The global infrastructure giant expects to generate steadily growing cash flow, which should fuel 5% to 9% annual distribution growth, if everything goes according to plan
Brookfield Infrastructure Partners (NYSE:BIP) is one of the largest owners of infrastructure assets in the world. From toll roads in India, Brazil, and Peru to ports throughout Europe, Asia, South America, and Australia, along with several other assets in between, the company owns a diverse set of backbone infrastructure assets that generate steady cash flow, underpinned by long-term contracts and regulatory frameworks. Those two factors support not only the company’s cash flow but also its growth projections.
In fact, the company estimates that a combination of inflationary price increases, volume upside from GPD growth, and capital projects under way will drive 6% to 9% annual organic growth in its funds from operations, which should fuel 5% to 9% annual distribution growth. Meanwhile, a steady diet of acquisitions could push those numbers meaningfully higher in the future.

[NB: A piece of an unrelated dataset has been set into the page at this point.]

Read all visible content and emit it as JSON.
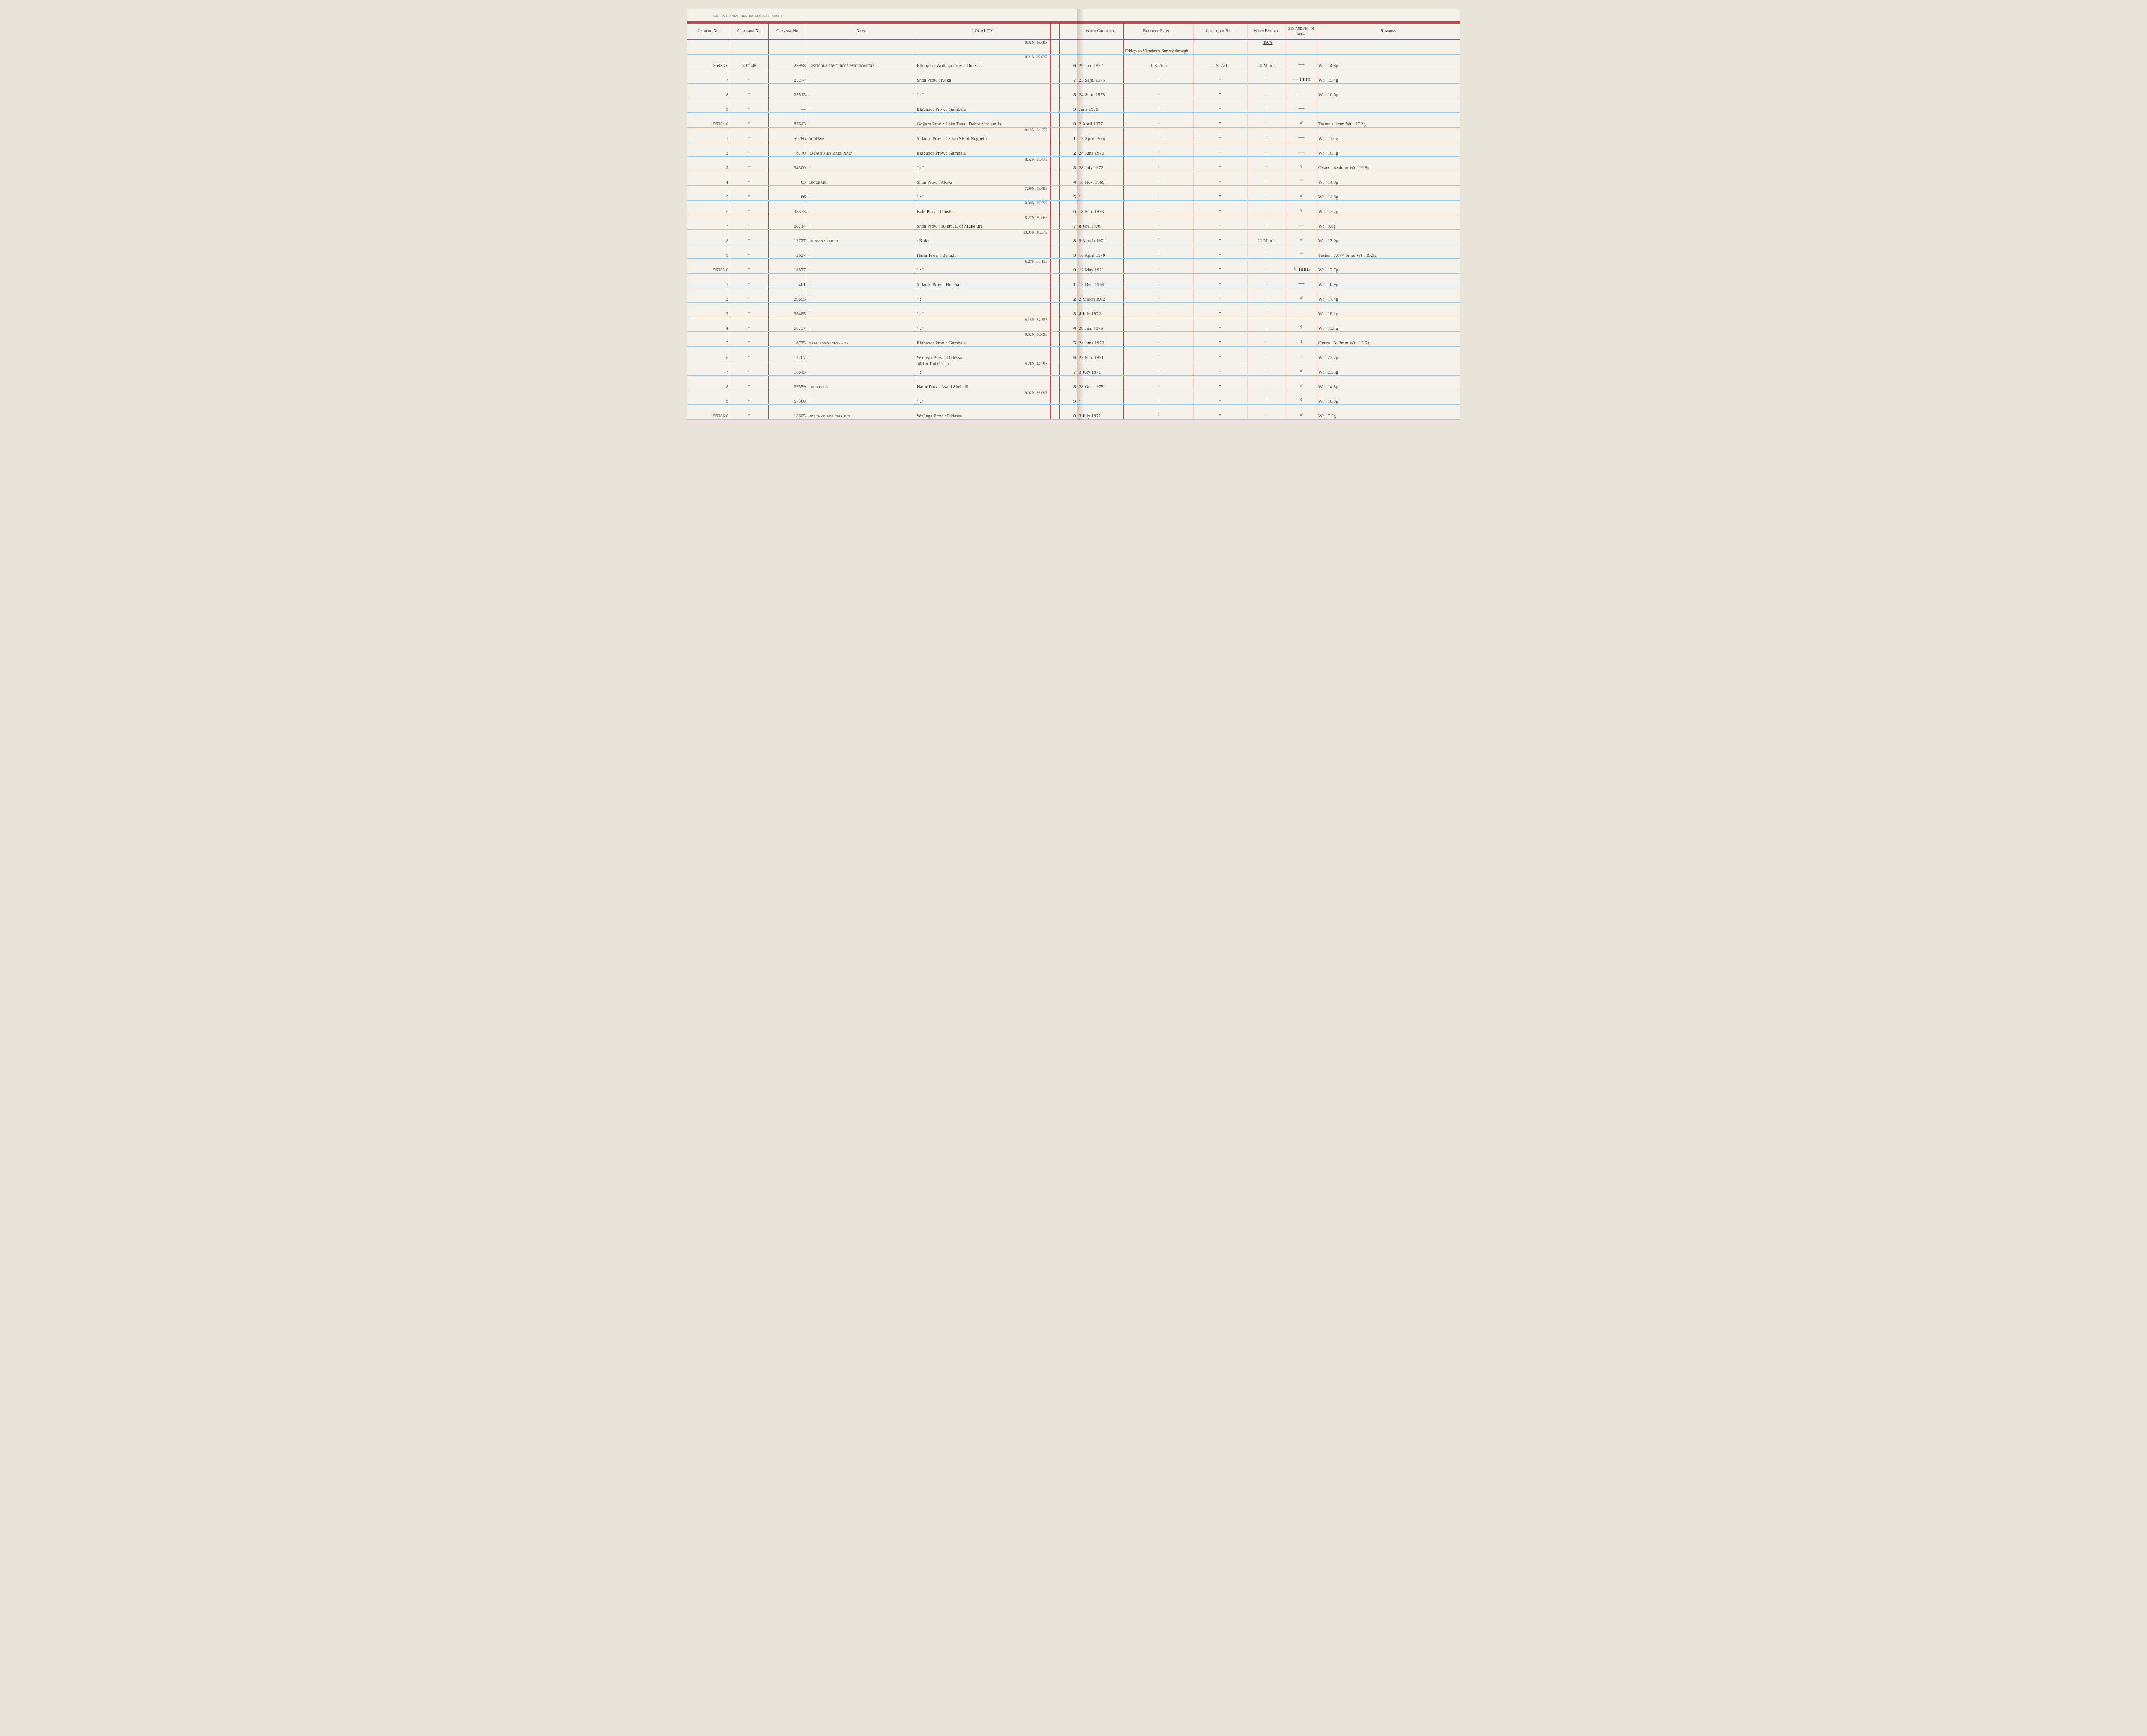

But not all that growth is a sure thing. Here’s a look at what might cause the company to underperform expectations.
Inflation might not help as much as hoped
One of the three pillars of Brookfield Infrastructure Partners’ organic growth projection is the ability to capture inflationary price increases through regulatory frameworks and long-term contracts. For example, the company recently acquired a natural gas transmission business in Brazil from oil giant Petrobras (NYSE:PBR).
One of the draws of that deal was that the company could collect steadily growing cash flow because Petrobras locked 100% of the system’s capacity up under long-term ship-or-pay gas transmission agreements that come with full inflation indexation. That means Brookfield can increase rates with inflation, enabling cash flow to grow steadily.